DAILY NEWS CLIP: January 9, 2025

FDA pushes makers of AI devices to disclose more details on testing, performance


STAT NewsThursday, January 9, 2025
By Casey Ross

The Food and Drug Administration wants the developers of medical devices that rely on artificial intelligence to disclose much more detail about how their devices were developed and tested, and what must be done to guard against safety risks in medical settings.

In a new draft guidance, the FDA calls on makers of AI devices to describe the sources and demographics of data used to train and validate their products, and disclose blindspots and potential biases that might impair performance. The information would be included in applications for approvals from the agency.

Although the document is advisory in nature and does not impose new rules on device makers, it aims to set a higher bar for companies that, until now, have gained approvals for AI products without fully describing their training, testing, and limitations. It remains to be seen whether its recommendations will be endorsed by the incoming Trump administration, or what level of cooperation the agency will ultimately get from industry.

The FDA has approved more than 1,000 medical devices that rely on artificial intelligence since the late 1990s, with the vast majority of those approvals coming in the last several years.
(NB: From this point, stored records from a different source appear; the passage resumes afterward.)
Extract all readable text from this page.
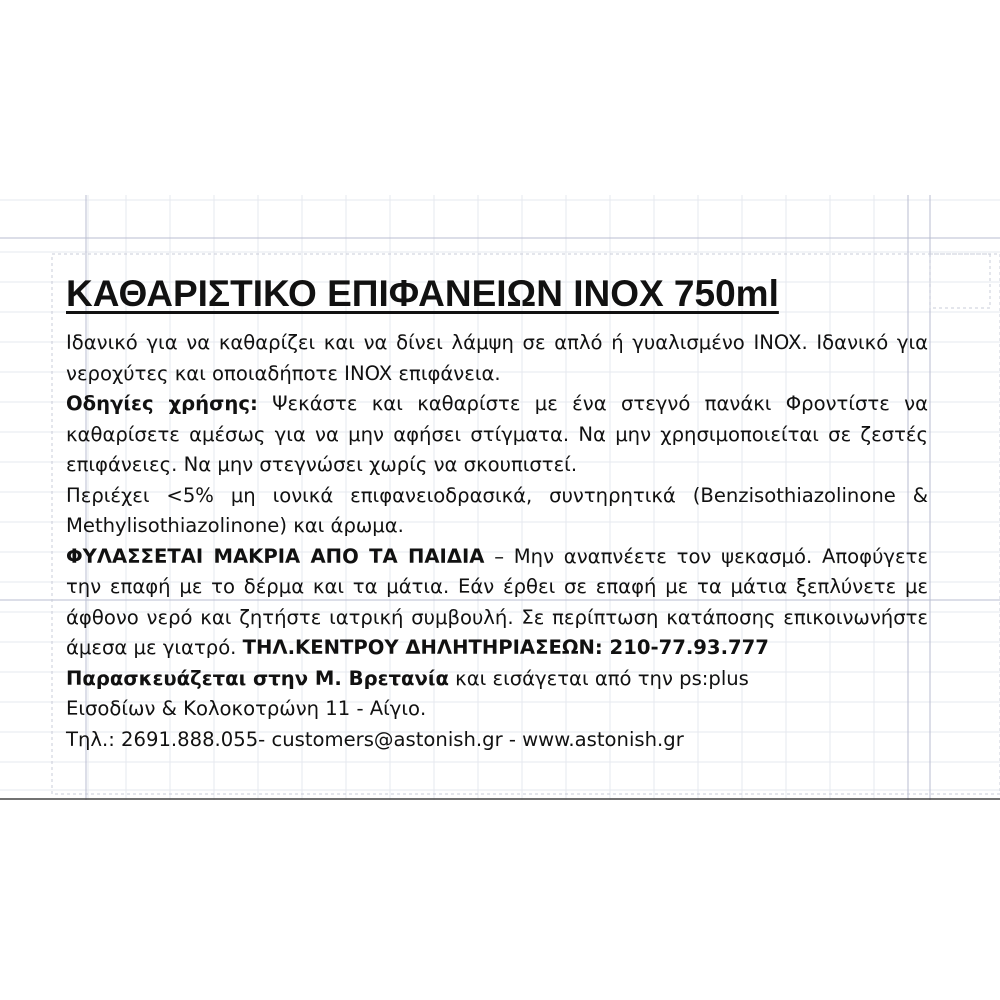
ΚΑΘΑΡΙΣΤΙΚΟ ΕΠΙΦΑΝΕΙΩΝ INOX 750ml

Ιδανικό για να καθαρίζει και να δίνει λάμψη σε απλό ή γυαλισμένο INOX. Ιδανικό για νεροχύτες και οποιαδήποτε INOX επιφάνεια.

Οδηγίες χρήσης: Ψεκάστε και καθαρίστε με ένα στεγνό πανάκι Φροντίστε να καθαρίσετε αμέσως για να μην αφήσει στίγματα. Να μην χρησιμοποιείται σε ζεστές επιφάνειες. Να μην στεγνώσει χωρίς να σκουπιστεί.

Περιέχει <5% μη ιονικά επιφανειοδρασικά, συντηρητικά (Benzisothiazolinone & Methylisothiazolinone) και άρωμα.

ΦΥΛΑΣΣΕΤΑΙ ΜΑΚΡΙΑ ΑΠΟ ΤΑ ΠΑΙΔΙΑ – Μην αναπνέετε τον ψεκασμό. Αποφύγετε την επαφή με το δέρμα και τα μάτια. Εάν έρθει σε επαφή με τα μάτια ξεπλύνετε με άφθονο νερό και ζητήστε ιατρική συμβουλή. Σε περίπτωση κατάποσης επικοινωνήστε άμεσα με γιατρό. ΤΗΛ.ΚΕΝΤΡΟΥ ΔΗΛΗΤΗΡΙΑΣΕΩΝ: 210-77.93.777

Παρασκευάζεται στην Μ. Βρετανία και εισάγεται από την ps:plus

Εισοδίων & Κολοκοτρώνη 11 - Αίγιο.

Τηλ.: 2691.888.055- customers@astonish.gr - www.astonish.gr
A STAT investigation published in 2021 found that approvals were based on widely divergent amounts of clinical data, and that public summaries of approved products often lacked key details about their testing, such as how they performed in different racial subgroups.

Stanford researchers who examined AI devices cleared by the agency also spotlighted that most approvals were based on retrospective testing and were evaluated at a single site, raising concerns about hidden biases and other vulnerabilities that might hurt their performance in real-world medical settings. As a result of these and other challenges, many AI devices approved by the agency have failed to gain widespread adoption by doctors and provider networks, despite device makers’ promises that AI would help improve many aspects of medical care.

James Zou, a Stanford scientist who led that research, said makers of AI devices have begun to more regularly report sample sizes and the results of testing at multiple sites and within demographic subgroups. But he noted that evaluation of AI devices remains almost entirely retrospective, meaning that performance is evaluated on historical data, but not within a live setting where other factors can bear on the AI’s utility and effects on patient care.

“If it’s supposed to be a decision support tool what you really care about is does this actually help the clinicians to make better decisions,” Zou said. “And that’s something that you really cannot easily infer from a standalone retrospective analysis.”

The FDA guidance does not specifically call for more testing in live clinical settings as a condition of getting approvals. But it does recommend that device makers submit a plan for monitoring the performance of their devices in clinical settings after they are cleared for commercial use. The plan would identify potential changes in performance and establish protocols for monitoring the device’s accuracy and intervening if its outputs become faulty.

The draft guidance, published earlier this week, lists recommendations for disclosures across the stages of a product’s development and use. It calls on device makers to describe the sources of their data, sample sizes and methods of clinical studies, and the limitations and risks of their products. It also asks for those details to be included on an AI device label that would include additional information on the product’s performance across different demographic groups and types of patients.

Additionally, the document calls for much of the above information to be included in a public summary to be posted on the agency’s web site. The FDA noted in its draft guidance that the public is clamoring for more information about how AI devices are being evaluated and applied in their care.

“The public has consistently called for additional information about how FDA makes authorization decisions about AI-enabled devices, as well as more information about the design and validation of these devices,” the draft guidance states, adding that such information would improve the public’s understanding of AI and its overall trust in the technology.

Zou said improving education around the design and use of AI is especially important as it gets embedded into different aspects of medical decision-making and patient communication. The draft guidance is primarily focused on machine learning and predictive tools designed to help caregivers detect and diagnose illnesses.

But Zou said the FDA also must grapple with the advent of generative AI, an increasingly powerful subtype of the technology that can analyze multiple forms of data and produce responses to a range of prompts. The technology, increasingly used to communicate with patients, poses much different challenges than the task-specific tools the FDA is used to regulating.

“If I have a chatbot, and more generally an AI agent, it’s actually very different from a tool,” Zou said, noting that it can be used to analyze several different sources of information at once. “It’s really much more of a teammate, in the form of an AI agent. All the things in this guidance need to be revamped for this coming wave of agentic AI.”

The FDA’s digital health advisory committee recently held a meeting to discuss the uptake of generative AI and the regulatory implications of its expanded use. “It’s a whole new world that I believe is going to be coming to us very rapidly,” Zou said.